We took independent advice from a consultant urologist (specialist in the male and female urinary tract, and the male reproductive organs), consultant in emergency medicine and a medical director specialising in palliative care. We found that, as the indwelling catheter was a trial, the board should have followed up with A on their progress. There was also unreasonable delays in A being seen by urology and in being advised of their cancer diagnosis. While it was reasonable that A was not admitted by A&E for examination sooner, the board acknowledged that there was a missed opportunity. Therefore, we upheld this part of C's complaint.
C also complained that A’s cancer diagnosis, discharge and care arrangements were not clearly explained. We found that the board made reasonable efforts to explain the cancer diagnosis to C and A. However, they did not reasonably communicate how they might manage once A was discharged home, and about the challenges associated with A reaching end of life. Therefore we upheld this part of C's complaint.
In relation to complaint handling, we found that the information provided to both C and this office was inaccurate in places and incomplete. Therefore, we made a recommendation to improve the board's complaint handling.
Recommendations
What we asked the organisation to do in this case:
- Apologise to C for the failings identified. The apology should meet the standards set out in the SPSO guidelines on apology available at HYPERLINK "http://www.spso.org.uk/information-leaflets" www.spso.org.uk/information-leaflets .
What we said should change to put things right in future:
- When a relevant adverse event occurs, the board should carry out a Significant Adverse Event Review (SAER) to investigate the cause and identify any potential learning.
- Patients should receive timely review, follow-up appointments and information based on their clinical needs and presentation and in accordance with relevant guidelines. A's case should be reviewed at the local Morbidity & Mortality meeting with a view to identifying opportunities that were missed to progress A's diagnosis and ways of ensuring similar delays do not affect future patients. The Board should consider whether this case could be used as an opportunity to reflect and improve the interface between the urology and emergency departments in order to minimise the risk of a similar case occurring again.

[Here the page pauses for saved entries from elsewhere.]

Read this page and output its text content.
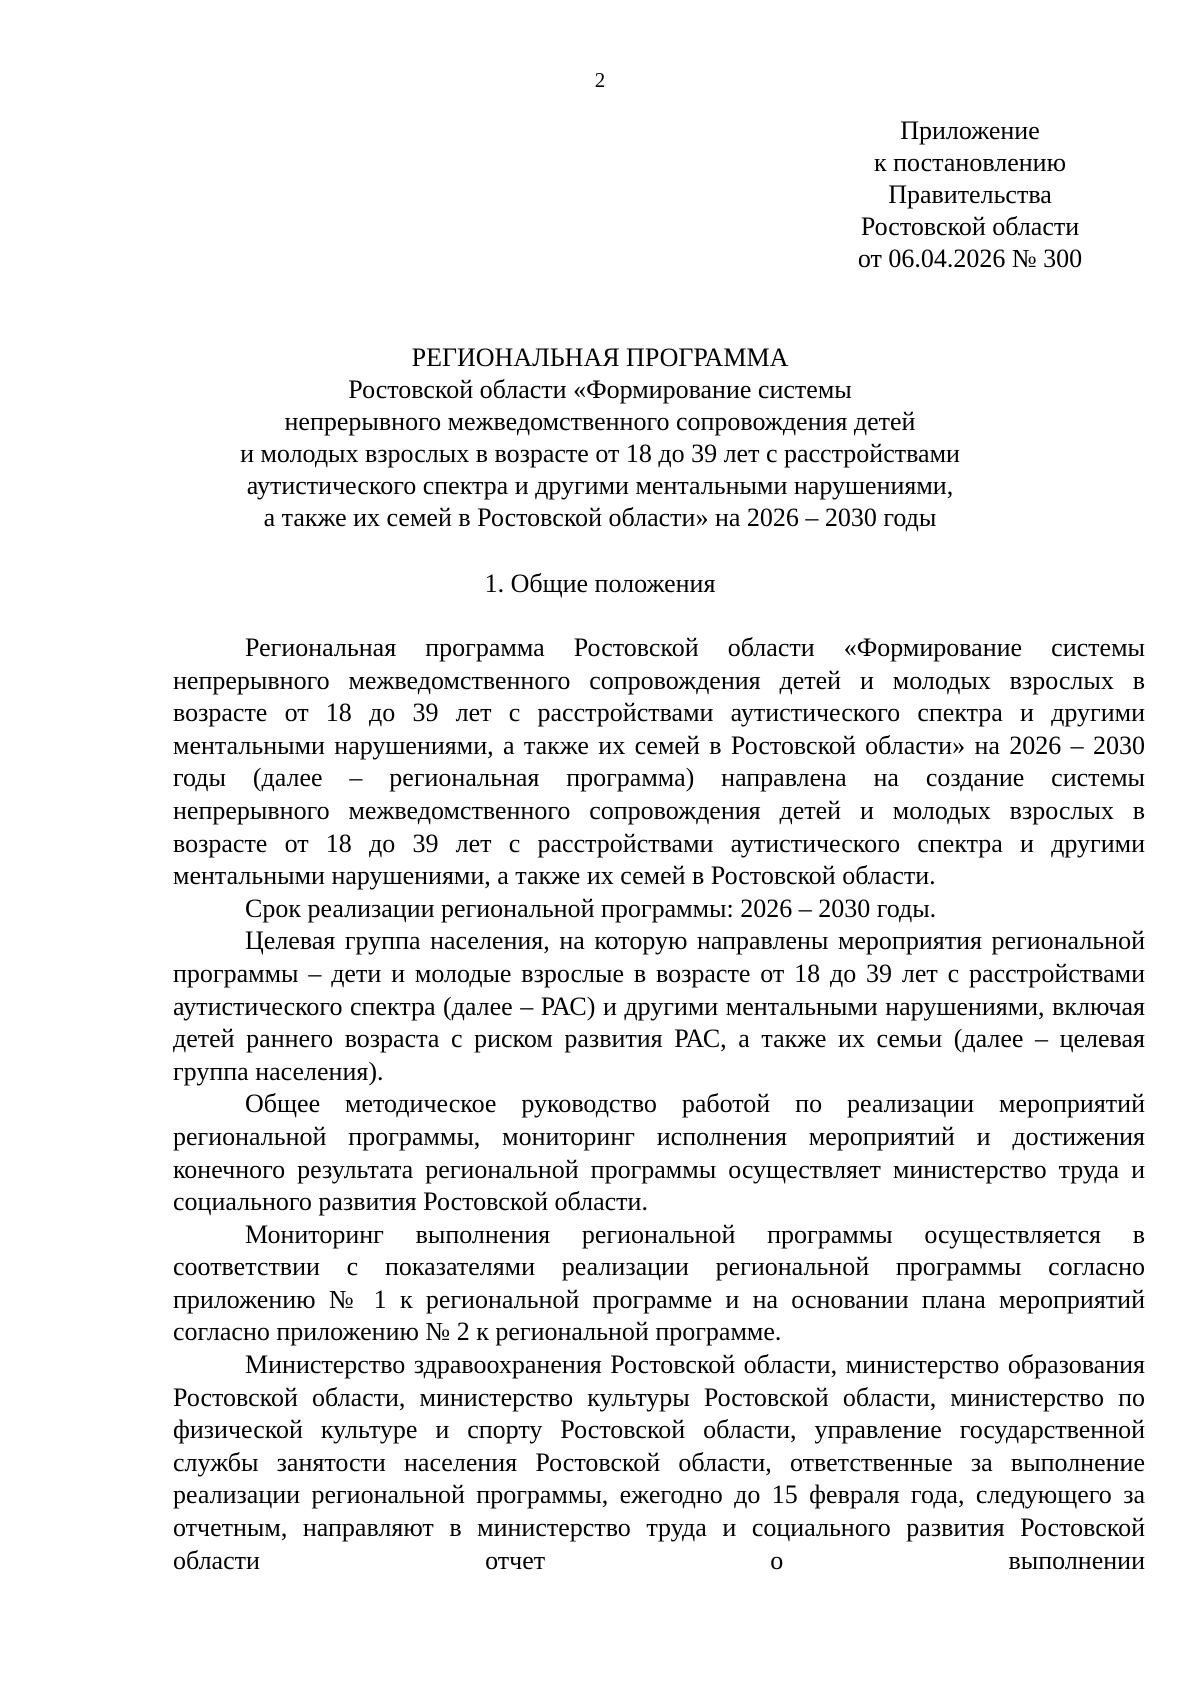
2
Приложение
к постановлению
Правительства
Ростовской области
от 06.04.2026 № 300
РЕГИОНАЛЬНАЯ ПРОГРАММА
Ростовской области «Формирование системы
непрерывного межведомственного сопровождения детей
и молодых взрослых в возрасте от 18 до 39 лет с расстройствами
аутистического спектра и другими ментальными нарушениями,
а также их семей в Ростовской области» на 2026 – 2030 годы
1. Общие положения

Региональная программа Ростовской области «Формирование системы непрерывного межведомственного сопровождения детей и молодых взрослых в возрасте от 18 до 39 лет с расстройствами аутистического спектра и другими ментальными нарушениями, а также их семей в Ростовской области» на 2026 – 2030 годы (далее – региональная программа) направлена на создание системы непрерывного межведомственного сопровождения детей и молодых взрослых в возрасте от 18 до 39 лет с расстройствами аутистического спектра и другими ментальными нарушениями, а также их семей в Ростовской области.

Срок реализации региональной программы: 2026 – 2030 годы.

Целевая группа населения, на которую направлены мероприятия региональной программы – дети и молодые взрослые в возрасте от 18 до 39 лет с расстройствами аутистического спектра (далее – РАС) и другими ментальными нарушениями, включая детей раннего возраста с риском развития РАС, а также их семьи (далее – целевая группа населения).

Общее методическое руководство работой по реализации мероприятий региональной программы, мониторинг исполнения мероприятий и достижения конечного результата региональной программы осуществляет министерство труда и социального развития Ростовской области.

Мониторинг выполнения региональной программы осуществляется в соответствии с показателями реализации региональной программы согласно приложению № 1 к региональной программе и на основании плана мероприятий согласно приложению № 2 к региональной программе.

Министерство здравоохранения Ростовской области, министерство образования Ростовской области, министерство культуры Ростовской области, министерство по физической культуре и спорту Ростовской области, управление государственной службы занятости населения Ростовской области, ответственные за выполнение реализации региональной программы, ежегодно до 15 февраля года, следующего за отчетным, направляют в министерство труда и социального развития Ростовской области отчет о выполнении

- Discharge planning should be person-centred and holistic and clear to patients, families and community services. In particular, the palliative care team may support complex discharges but it is the ward team who are best placed to support the patient's discharge. Teams should not just focus on their area of interest e.g. urology but on caring for the whole person. Patients with palliative care needs should be supported within their limited function to live well. Expectation of rehab should be realistic. Staff should explore what is realistic, what the patient and their families' concerns are and also be brave and explore where there are gaps in the system of support, what the best possible mitigation is. There should be thorough documentation of this. Spiritual / other support should be available. They are non-denominational / nonfaith and provide support to patients and families. Learning sessions should occur around recognising a palliative deterioration or the acute deterioration covered by NEWS. Recognising someone heading to the end-of-life phase is essential, as are developing communication skills to support staff to engage with patients and families.
In relation to complaints handling, we recommended:
- Information provided to SPSO and the complainant should be accurate and complete. All relevant records in relation to an SPSO investigation should be provided from the outset of our enquiries.
We have asked the organisation to provide us with evidence that they have implemented the recommendations we have made on this case by the deadline we set.